AHIP’s comments strongly emphasize the need to assure an affordable EHB benefit package that promotes access to high-quality and cost-effective care for patients and consumers. The major recommendations from the letter to HHS include:
- Support state flexibility (as a two-year transitional approach) and assure that state benchmark plans are affordable. We support state flexibility as a two-year transitional approach and strongly recommend that HHS encourage states to use this flexibility to create the most affordable package. AHIP also recommends that HHS examine the potential cost of the benchmark approach — with a focus on affordability for small businesses and families — and assure that the EHB package promotes value and high-quality care.
- Advance the goals of an evidence-based and more effective health care system by establishing a process for a rigorous, evidence-based review of any new proposed mandates — as well as existing mandates — based on their efficacy, clinical effectiveness, and cost.
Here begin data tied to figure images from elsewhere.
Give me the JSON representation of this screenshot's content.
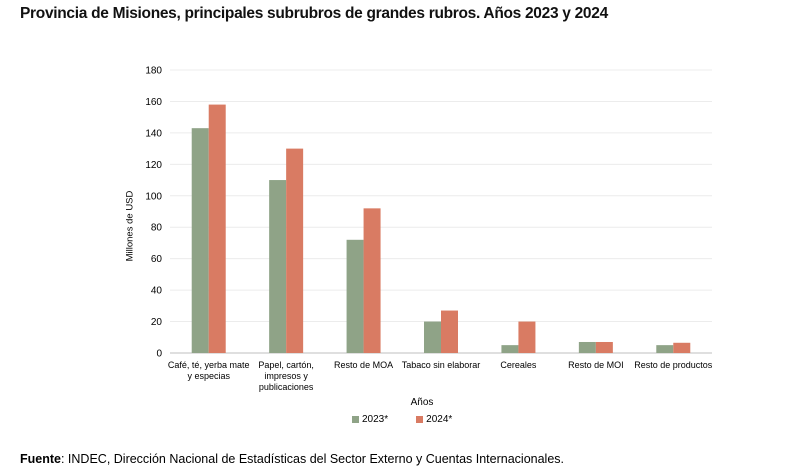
{
  "title": "Provincia de Misiones, principales subrubros de grandes rubros. Años 2023 y 2024",
  "source": {
    "label": "Fuente",
    "text": ": INDEC, Dirección Nacional de Estadísticas del Sector Externo y Cuentas Internacionales."
  },
  "chart_data": {
    "type": "bar",
    "xlabel": "Años",
    "ylabel": "Millones de USD",
    "ylim": [
      0,
      180
    ],
    "yticks": [
      "0",
      "20",
      "40",
      "60",
      "80",
      "100",
      "120",
      "140",
      "160",
      "180"
    ],
    "grid": true,
    "legend_position": "bottom",
    "categories": [
      "Café, té, yerba mate y especias",
      "Papel, cartón, impresos y publicaciones",
      "Resto de MOA",
      "Tabaco sin elaborar",
      "Cereales",
      "Resto de MOI",
      "Resto de productos"
    ],
    "series": [
      {
        "name": "2023*",
        "color": "#8fa387",
        "values": [
          143,
          110,
          72,
          20,
          5,
          7,
          5
        ]
      },
      {
        "name": "2024*",
        "color": "#d97b63",
        "values": [
          158,
          130,
          92,
          27,
          20,
          7,
          6.5
        ]
      }
    ]
  }
}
As part of this analysis, HHS should examine the cost and medical evidence of mandates and develop a framework for excluding some state mandates from inclusion in the EHB package.
- Support benefit design flexibility to assure that patients have access to safe, clinically effective, and affordable health care services. As recognized in the Bulletin, allowing plans flexibility to design benefits within the 10 statutory EHB categories “would provide greater choice to consumers, promoting plan innovation through coverage and design options, while ensuring that plans providing EHB offer a certain level of benefits.”
- HHS should issue timely guidance to states on the process for selecting the benchmark plan, and issue guidance on related standards on cost-sharing and actuarial value as soon as practicable. We also recommend that HHS establish a deadline—no later than June 30, 2012 — for states to select an EHB benchmark. If states do not select the benchmark plan by the deadline, HHS should specify the fallback plan as the largest small-group plan in the state by the deadline.